Malawian airline (2009–2012)

Swift Air Limited was an airline based in Lilongwe, Malawi. It was a privately owned airline that operated regional passenger services. Its main base was at Kamuzu International Airport.

==History==
Swift Air was incorporated in September 2009, acquired flying licences in November 2010, and began operations on 28 February 2011. It concentrated on domestic flights between the business and mining hubs of the country, and performed a regular shuttle service to Johannesburg O. R. Tambo International Airport.

In May 2012 the airline ceased operations due to unpaid debts, believed to be in millions of kwacha.
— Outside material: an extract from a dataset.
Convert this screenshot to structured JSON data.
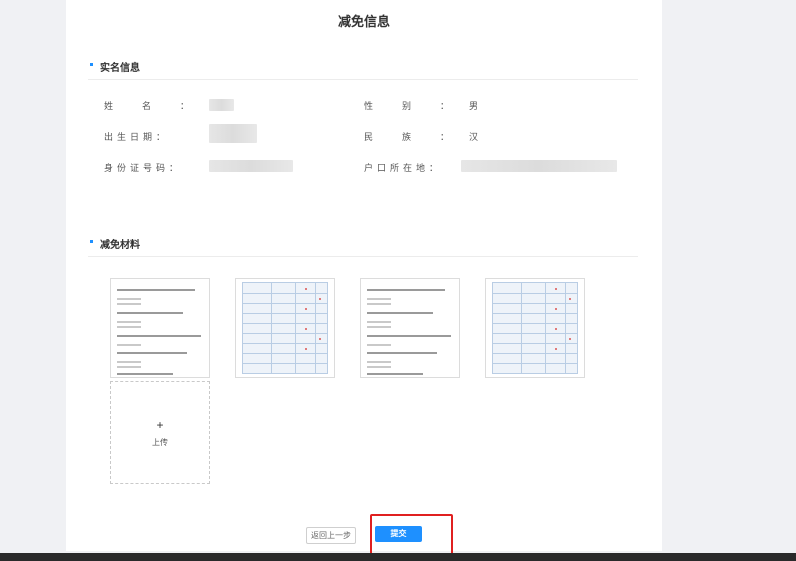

All 24 employees of the company ceased reporting for work and the Head office in Lilongwe remained closed.

==Fleet==
Swift Air Malawi operated Douglas DC-9, Embraer 120 and Beechcraft 1900D aircraft until its closure in May 2012. All have either been returned to their respective owners or grounded as a result of the financial problems.

==Destinations==
Prior to its grounding, Swift Air operated domestically between Lilongwe, Blantyre, Mzuzu, Karonga with a single regional flight operated to Johannesburg, South Africa.